Ma quanto riceveranno di pensione sino alla vita media stimata? E’ molto semplice, è sufficiente moltiplicare l’importo della pensione annua per il numero di anni di vita residua: il lavoratore dipendente riceverà circa 460.000,00 euro (21.000 x 21,8 anni), mentre il commerciante circa 330.000,00 euro  (15.500 x 21,8 anni).

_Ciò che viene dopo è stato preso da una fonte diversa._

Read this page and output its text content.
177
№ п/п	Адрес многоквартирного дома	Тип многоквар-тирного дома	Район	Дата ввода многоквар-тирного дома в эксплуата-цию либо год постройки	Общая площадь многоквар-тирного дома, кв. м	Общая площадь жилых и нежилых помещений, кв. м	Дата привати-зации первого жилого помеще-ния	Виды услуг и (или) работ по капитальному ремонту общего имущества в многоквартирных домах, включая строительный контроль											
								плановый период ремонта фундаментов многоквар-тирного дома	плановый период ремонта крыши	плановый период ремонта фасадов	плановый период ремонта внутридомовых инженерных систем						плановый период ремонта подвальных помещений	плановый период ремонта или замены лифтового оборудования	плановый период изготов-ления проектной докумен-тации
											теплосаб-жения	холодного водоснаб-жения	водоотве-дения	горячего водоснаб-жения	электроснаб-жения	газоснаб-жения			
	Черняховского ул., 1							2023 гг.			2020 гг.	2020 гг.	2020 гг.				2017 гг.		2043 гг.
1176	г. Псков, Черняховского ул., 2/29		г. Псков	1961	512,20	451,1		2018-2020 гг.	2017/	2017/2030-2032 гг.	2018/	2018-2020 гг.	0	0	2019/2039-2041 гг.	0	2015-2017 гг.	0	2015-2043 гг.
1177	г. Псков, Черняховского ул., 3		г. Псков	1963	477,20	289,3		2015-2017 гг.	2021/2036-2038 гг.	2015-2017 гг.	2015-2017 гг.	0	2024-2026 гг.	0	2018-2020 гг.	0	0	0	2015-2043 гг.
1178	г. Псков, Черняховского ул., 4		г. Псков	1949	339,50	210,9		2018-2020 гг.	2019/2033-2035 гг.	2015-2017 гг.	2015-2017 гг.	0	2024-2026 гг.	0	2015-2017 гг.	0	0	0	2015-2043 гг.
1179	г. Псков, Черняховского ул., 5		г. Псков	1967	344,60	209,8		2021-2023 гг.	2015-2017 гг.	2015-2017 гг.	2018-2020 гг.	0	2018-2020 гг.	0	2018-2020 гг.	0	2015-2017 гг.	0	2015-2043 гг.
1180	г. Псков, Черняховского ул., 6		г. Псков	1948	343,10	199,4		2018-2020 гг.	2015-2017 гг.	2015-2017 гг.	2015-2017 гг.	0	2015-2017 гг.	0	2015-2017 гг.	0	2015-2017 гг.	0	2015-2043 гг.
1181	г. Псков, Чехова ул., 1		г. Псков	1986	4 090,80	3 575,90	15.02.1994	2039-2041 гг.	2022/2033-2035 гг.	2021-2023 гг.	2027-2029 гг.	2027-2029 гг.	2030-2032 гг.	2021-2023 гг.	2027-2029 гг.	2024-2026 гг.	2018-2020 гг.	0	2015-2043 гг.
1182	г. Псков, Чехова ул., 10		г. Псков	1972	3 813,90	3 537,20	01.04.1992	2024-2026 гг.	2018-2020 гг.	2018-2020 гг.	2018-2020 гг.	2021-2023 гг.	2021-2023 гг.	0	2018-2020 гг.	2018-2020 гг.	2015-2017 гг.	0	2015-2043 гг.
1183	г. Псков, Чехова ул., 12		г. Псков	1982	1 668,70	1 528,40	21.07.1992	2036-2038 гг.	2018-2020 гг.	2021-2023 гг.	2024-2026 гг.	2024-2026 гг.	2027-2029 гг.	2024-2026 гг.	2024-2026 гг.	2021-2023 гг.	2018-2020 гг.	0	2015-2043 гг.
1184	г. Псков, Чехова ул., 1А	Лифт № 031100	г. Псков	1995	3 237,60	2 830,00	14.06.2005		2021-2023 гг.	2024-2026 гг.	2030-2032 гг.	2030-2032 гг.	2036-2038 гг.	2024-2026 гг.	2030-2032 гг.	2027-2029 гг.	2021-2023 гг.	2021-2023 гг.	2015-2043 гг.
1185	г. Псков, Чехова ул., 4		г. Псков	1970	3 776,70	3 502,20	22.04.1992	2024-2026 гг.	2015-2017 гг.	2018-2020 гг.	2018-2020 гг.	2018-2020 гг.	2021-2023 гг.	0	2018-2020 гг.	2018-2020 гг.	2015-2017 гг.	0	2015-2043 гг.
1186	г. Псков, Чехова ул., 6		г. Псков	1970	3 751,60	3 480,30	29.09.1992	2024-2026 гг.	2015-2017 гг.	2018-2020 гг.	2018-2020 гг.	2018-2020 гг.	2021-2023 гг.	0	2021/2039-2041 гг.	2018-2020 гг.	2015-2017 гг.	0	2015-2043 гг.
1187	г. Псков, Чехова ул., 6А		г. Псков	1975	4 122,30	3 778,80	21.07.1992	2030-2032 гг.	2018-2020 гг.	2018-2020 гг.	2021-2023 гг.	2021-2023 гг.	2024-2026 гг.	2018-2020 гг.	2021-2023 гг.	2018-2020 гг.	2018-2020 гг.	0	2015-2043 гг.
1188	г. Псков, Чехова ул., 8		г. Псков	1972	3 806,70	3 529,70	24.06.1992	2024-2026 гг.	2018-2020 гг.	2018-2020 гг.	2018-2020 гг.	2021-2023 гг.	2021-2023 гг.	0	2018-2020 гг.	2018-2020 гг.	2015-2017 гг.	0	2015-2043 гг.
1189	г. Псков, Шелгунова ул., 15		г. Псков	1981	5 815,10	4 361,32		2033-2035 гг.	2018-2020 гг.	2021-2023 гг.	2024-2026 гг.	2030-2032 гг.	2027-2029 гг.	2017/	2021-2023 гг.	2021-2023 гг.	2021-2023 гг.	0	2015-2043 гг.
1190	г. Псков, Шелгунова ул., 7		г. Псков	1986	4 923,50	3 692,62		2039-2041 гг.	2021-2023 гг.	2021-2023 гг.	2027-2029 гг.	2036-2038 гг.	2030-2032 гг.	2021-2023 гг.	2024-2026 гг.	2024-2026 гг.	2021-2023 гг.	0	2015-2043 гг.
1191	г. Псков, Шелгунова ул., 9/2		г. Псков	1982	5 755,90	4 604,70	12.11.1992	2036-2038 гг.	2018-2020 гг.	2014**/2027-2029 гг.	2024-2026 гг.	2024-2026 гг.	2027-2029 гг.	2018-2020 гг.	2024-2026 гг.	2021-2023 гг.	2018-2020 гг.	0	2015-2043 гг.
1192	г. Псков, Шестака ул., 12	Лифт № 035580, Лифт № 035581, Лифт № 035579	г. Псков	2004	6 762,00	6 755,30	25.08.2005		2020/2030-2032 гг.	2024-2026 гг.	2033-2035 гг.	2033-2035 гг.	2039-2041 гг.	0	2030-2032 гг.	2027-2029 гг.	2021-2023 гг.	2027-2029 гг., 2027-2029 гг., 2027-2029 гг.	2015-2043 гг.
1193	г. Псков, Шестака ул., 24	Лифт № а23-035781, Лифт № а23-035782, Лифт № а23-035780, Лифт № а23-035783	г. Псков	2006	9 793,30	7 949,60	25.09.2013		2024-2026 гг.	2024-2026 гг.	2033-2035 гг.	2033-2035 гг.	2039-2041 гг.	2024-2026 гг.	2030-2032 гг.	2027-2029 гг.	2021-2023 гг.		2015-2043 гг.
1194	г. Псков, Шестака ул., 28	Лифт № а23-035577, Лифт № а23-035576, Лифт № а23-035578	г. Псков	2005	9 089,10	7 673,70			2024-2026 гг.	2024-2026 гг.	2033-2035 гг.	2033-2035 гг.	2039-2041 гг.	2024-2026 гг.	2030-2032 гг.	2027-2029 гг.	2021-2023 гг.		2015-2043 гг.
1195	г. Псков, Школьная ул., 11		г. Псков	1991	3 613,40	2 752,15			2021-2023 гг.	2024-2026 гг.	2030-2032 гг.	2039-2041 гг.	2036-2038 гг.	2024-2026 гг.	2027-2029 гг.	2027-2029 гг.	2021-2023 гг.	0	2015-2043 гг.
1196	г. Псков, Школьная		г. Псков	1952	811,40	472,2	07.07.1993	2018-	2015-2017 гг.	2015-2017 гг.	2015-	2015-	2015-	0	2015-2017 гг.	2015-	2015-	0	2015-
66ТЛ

Conclusione? Se vogliamo fare un analisi comparativa puramente finanziaria la conclusione è molto semplice: se si ha la fortuna di sopravvivere sino alla speranza di vita media l’INPS restituirà tutti i contributi versati (e qualcosa in più) sotto forma di pensione; se si ha la sfortuna di morire prima parte di quanto versato verrà restituito sotto forma di pensione ai superstiti o resterà nelle casse dell’INPS; se infine si avrà molta fortuna e si vivrà oltre la speranza di vita media allora avremo fatto “bingo”.

 

Se vogliamo invece fare un’analisi sull’adeguatezza del sistema per garantire una sostenibilità finanziaria e, di conseguenza, una pensione ai nostri figli e nipoti, allora non ci sono dubbi: il sistema è equo e inattaccabile, dentro e fuori qualsiasi  strumentalizzazione o campagna elettorale.